Per questo oggi è lecito parlare di una forma di dominio sociale che ha la necessità di controllare non solo ogni spazio dell’agire umano, ma l’essere umano stesso: è l’essere umano stesso che deve diventare merce e deve interiorizzare il fatto di essere esso stesso merce.

Ecco, quindi, come la ‘forma merce’, il “feticismo delle merci” analizzato da Marx nel “Capitale”, raggiunge nella fase storica attuale il suo apice. Il controllo e il dominio della sfera privata, del fòro interiore delle persone, è oggi più importante e determinante del controllo della sfera pubblica.

Fino a un secolo o due secoli fa non era così, perché nel momento in cui una persona passava tra le dieci e le dodici ore in una fabbrica davanti ad una macchina di cui era sostanzialmente un’appendice, il controllo sociale era già in atto e non vi era la necessità di penetrare e controllare la sua psiche.

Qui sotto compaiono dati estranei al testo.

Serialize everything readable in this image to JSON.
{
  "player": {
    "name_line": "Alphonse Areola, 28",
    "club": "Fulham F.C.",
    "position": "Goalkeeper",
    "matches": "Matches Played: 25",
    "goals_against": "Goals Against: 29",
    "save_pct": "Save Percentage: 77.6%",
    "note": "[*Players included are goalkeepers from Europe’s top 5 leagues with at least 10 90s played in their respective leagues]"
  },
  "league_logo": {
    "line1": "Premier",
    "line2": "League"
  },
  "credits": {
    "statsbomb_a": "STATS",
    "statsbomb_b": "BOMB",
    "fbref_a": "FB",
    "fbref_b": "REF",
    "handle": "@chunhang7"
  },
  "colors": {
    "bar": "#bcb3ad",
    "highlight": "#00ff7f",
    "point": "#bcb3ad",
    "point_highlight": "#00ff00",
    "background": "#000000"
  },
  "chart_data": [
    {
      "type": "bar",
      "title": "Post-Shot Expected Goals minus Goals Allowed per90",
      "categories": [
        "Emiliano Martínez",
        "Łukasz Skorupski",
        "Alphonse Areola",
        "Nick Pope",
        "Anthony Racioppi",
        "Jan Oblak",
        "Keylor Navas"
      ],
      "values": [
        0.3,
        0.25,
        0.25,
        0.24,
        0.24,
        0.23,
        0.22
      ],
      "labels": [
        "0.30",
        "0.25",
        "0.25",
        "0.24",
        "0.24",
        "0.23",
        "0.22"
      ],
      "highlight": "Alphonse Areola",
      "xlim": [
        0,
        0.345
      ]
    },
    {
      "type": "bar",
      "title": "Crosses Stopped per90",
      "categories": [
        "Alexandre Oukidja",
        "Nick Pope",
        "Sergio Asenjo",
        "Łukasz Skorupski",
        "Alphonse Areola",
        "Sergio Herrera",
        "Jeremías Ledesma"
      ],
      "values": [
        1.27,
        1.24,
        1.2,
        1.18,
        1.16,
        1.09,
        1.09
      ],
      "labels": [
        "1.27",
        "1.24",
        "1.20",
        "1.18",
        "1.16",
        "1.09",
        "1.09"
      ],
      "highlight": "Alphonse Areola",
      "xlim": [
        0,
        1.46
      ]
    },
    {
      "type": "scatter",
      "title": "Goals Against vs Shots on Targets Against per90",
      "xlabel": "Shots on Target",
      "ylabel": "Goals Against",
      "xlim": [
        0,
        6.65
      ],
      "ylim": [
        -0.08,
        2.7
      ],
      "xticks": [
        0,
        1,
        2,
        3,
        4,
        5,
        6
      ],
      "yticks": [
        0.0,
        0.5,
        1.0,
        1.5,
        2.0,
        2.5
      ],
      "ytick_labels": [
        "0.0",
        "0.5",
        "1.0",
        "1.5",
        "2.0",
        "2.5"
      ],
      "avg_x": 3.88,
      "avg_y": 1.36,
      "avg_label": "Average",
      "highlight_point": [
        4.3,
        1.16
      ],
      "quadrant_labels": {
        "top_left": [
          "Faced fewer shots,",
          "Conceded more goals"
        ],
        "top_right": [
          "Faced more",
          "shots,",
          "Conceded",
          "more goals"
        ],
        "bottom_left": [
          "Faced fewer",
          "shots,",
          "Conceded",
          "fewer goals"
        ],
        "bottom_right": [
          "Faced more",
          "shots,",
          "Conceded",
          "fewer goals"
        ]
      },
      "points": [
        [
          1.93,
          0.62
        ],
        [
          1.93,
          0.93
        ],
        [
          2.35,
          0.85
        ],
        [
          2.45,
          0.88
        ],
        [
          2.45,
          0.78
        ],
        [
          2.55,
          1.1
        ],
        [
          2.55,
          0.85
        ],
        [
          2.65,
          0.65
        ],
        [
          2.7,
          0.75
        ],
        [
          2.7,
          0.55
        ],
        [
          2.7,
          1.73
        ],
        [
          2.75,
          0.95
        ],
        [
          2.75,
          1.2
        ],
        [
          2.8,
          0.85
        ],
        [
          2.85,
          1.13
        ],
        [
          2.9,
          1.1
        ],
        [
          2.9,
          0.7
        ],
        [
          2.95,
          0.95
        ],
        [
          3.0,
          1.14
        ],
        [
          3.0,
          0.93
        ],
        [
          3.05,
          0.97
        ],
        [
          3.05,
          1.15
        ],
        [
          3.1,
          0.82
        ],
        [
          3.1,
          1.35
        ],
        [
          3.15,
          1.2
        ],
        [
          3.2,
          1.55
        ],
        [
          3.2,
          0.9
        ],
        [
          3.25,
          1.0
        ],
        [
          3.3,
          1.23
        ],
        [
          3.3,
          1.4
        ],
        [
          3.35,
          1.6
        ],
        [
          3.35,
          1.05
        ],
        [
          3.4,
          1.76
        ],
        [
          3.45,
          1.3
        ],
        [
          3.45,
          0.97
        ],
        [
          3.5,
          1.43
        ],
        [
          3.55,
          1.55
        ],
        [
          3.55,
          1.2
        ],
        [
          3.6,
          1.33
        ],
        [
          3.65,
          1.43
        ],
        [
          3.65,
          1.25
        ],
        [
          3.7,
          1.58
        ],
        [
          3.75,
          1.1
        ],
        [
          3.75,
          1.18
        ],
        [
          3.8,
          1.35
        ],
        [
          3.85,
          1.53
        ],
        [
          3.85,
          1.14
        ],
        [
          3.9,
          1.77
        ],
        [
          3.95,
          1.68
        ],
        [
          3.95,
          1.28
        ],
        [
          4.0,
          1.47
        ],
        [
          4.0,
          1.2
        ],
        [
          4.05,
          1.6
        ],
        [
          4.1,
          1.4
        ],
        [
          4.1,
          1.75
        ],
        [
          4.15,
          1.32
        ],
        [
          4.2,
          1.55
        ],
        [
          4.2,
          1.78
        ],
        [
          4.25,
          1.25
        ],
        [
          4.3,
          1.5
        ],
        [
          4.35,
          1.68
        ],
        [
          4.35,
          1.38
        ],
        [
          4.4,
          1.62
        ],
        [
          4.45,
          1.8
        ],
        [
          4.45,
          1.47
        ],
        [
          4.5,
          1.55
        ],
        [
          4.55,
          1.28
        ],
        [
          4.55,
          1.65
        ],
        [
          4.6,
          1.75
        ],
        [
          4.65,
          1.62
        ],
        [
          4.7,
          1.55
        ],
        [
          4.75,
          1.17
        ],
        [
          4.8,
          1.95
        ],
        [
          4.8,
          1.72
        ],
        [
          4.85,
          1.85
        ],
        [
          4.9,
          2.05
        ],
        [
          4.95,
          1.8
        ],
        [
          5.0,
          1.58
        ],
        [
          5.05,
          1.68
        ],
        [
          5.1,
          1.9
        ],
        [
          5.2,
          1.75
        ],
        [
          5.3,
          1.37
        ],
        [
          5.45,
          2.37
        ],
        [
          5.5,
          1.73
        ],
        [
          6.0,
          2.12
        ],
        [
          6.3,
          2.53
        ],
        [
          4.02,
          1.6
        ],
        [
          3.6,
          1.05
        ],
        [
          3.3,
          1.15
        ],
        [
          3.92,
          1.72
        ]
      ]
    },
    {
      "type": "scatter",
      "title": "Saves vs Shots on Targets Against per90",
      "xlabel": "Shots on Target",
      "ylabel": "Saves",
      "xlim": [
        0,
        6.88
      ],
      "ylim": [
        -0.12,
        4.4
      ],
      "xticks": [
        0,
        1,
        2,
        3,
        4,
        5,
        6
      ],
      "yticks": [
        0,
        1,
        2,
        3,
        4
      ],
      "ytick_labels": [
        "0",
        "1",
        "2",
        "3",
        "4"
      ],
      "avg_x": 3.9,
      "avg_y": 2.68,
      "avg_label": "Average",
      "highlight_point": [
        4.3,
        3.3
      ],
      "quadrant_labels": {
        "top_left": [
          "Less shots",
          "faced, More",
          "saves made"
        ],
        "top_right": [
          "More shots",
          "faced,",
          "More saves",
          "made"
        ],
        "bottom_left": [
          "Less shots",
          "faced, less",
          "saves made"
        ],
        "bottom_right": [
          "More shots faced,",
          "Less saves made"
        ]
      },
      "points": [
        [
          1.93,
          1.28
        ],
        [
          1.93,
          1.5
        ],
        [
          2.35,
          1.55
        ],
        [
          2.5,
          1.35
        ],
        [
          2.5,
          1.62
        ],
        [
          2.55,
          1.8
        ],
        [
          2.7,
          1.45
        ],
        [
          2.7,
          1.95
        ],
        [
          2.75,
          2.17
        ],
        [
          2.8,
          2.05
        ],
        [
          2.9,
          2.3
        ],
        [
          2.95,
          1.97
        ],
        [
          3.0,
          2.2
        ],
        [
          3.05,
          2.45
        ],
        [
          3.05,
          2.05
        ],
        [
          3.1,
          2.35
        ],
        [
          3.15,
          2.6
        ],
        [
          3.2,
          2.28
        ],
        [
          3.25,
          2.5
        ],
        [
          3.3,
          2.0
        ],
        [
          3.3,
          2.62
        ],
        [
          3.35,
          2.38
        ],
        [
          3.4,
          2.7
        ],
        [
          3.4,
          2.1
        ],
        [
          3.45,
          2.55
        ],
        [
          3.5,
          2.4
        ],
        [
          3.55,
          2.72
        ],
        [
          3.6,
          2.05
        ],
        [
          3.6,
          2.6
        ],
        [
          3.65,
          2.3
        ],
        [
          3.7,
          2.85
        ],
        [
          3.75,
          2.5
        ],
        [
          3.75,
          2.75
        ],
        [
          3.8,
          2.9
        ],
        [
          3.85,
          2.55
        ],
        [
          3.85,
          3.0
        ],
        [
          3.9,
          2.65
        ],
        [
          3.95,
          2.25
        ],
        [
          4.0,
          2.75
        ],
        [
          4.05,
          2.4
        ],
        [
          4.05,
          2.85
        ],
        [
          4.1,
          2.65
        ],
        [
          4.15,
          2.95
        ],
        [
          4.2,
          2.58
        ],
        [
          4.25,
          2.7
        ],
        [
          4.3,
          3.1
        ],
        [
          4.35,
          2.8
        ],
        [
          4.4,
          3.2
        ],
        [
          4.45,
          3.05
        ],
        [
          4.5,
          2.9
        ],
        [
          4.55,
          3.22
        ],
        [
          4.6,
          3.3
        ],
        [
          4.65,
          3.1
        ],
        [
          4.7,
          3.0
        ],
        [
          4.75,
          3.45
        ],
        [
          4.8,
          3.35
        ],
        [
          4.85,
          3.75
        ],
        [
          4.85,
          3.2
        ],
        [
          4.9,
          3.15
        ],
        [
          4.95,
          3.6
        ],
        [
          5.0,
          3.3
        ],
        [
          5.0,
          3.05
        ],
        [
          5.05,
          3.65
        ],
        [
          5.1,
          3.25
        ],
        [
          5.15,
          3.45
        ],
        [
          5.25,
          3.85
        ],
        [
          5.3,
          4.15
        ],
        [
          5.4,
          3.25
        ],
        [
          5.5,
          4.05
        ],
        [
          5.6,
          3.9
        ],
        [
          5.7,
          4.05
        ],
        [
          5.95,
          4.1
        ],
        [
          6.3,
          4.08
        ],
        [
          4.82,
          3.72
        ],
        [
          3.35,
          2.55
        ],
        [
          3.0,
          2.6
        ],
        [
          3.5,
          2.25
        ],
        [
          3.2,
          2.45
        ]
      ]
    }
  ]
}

Oggi, da tempo, la situazione è mutata, poiché, come aveva ben compreso e dimostrato Herbert Marcuse nel suo classico saggio “L’uomo a una dimensione” (1964), la costruzione e la produzione del consenso al potere dominante passa innanzitutto attraverso il controllo e la manipolazione della sfera psichica delle persone.

Pertanto, in attesa che, come ha suggerito argutamente Leonardo Pieraccioni, la Coop – che è la maggiore concorrente di Esselunga nel campo della grande distribuzione – metta a punto “un contro-spot” ancora più tenero di quello in discussione, vi è da augurarsi che lo sfruttamento dei buoni sentimenti nel campo della pubblicità commerciale trovi il suo limite nella consapevolezza critica che, se è vero, come una volta si usava dire per giustificarla, che la pubblicità è l’anima del commercio, oggi è ancor più vero che il commercio dell’anima, autentica essenza del messaggio qui discusso, non può giustificare nulla di etico e di sociale tanto agli occhi dei favorevoli quanto a quelli dei contrari, tranne la legge del profitto per cui quel messaggio è stato concepito, prodotto e diffuso.